How to Create Stronger Passwords with Ease

  • Posted on: 10 February 2017
  • By: Jon

There is great wisdom (and therefore security) in the Internet-user practice of having good, strong passwords for themselves. While many people find it difficult to memorize complex passwords, there is a significantly less complicated password-sentence acronym technique that I believe is a very friendly way to create more secure online passwords for people who dislike having to create them on their own.

Essentially, you create a sentence or phrase that you can easily remember and then take the first character of each word or number along with any punctuation marks and combine them into your password. For example, if you used the sentence This 2nd technique is user friendly but still inferior!, then the password that you can create from this would be T2tiufbsi!. This provides a decent way in having a better level of password complexity while allowing you to be able to remember the password itself more easily.

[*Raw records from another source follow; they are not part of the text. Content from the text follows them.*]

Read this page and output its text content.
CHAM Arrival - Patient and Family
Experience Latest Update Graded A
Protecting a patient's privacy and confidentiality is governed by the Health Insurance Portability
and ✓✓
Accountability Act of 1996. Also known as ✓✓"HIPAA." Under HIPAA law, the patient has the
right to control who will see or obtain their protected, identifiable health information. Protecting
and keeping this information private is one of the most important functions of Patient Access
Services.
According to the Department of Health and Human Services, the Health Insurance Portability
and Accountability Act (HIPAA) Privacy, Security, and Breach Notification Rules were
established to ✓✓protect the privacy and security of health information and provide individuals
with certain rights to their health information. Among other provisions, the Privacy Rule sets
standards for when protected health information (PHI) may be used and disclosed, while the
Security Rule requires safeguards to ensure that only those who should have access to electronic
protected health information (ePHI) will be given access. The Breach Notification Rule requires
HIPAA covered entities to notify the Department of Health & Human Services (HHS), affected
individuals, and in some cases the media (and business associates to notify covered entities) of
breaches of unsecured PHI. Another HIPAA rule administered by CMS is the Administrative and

While this is a convenient technique to use, there is the possibility that someone might guess the correct phrase that you use and then figure out your password…and the blame in this might be your own.  Using a favorite phrase that you have shared with people on social media, in publications or in real-life conversations is basically giving the world a roadmap to your password, and that’s a cybersecurity risk that no one really wants.  The easy and obvious way to help defend against this is to avoid using sayings or phrases that you have already shared with the public…find one that is radically different or just randomly create one that you will keep to yourself.

While the password-sentence acronym technique is useful, I still strongly advocate that the best method of password creation is using a combination of random alphanumeric and non-alphanumeric characters to create a strong, complex password for any account that is on the Internet.  Because they are randomly generated, there are no pre-existing clues that you would have to consider in creating your password.  Also, in real life, no one thinks of or verbally uses phrases like V$u[so4>2^YD or PB;S4:H=0M/q everyday, which makes it a unique item that is practically impossible to guess by a human and extremely difficult for hacking methods to defeat by brute force.

I like to use a free program called Password Generator XP to create my passwords.  It's a small and very simple program that allows you to generate strong passwords using uppercase letters, lowercase letters, numbers and/or special characters, such as $, [ and ;.  Once the program is active, you simply select what kind of characters you want to have, select the length of your password (I always recommend at least 18 characters or more), select how many different passwords you want to generate and then click on the generate button. You can then copy and paste your passwords to wherever you want.

Whether you prefer using the password-sentence acronym method or the Password Generator XP program or any of the free online password generators, such as Symantec's Norton Password Generator, it's important to keep in mind that having good complex passwords are among the first lines of defense for protecting your web accounts from prying eyes. They may be a pain to use in the short run, but your long term gains in security far out way whatever inconveniences they present to you now.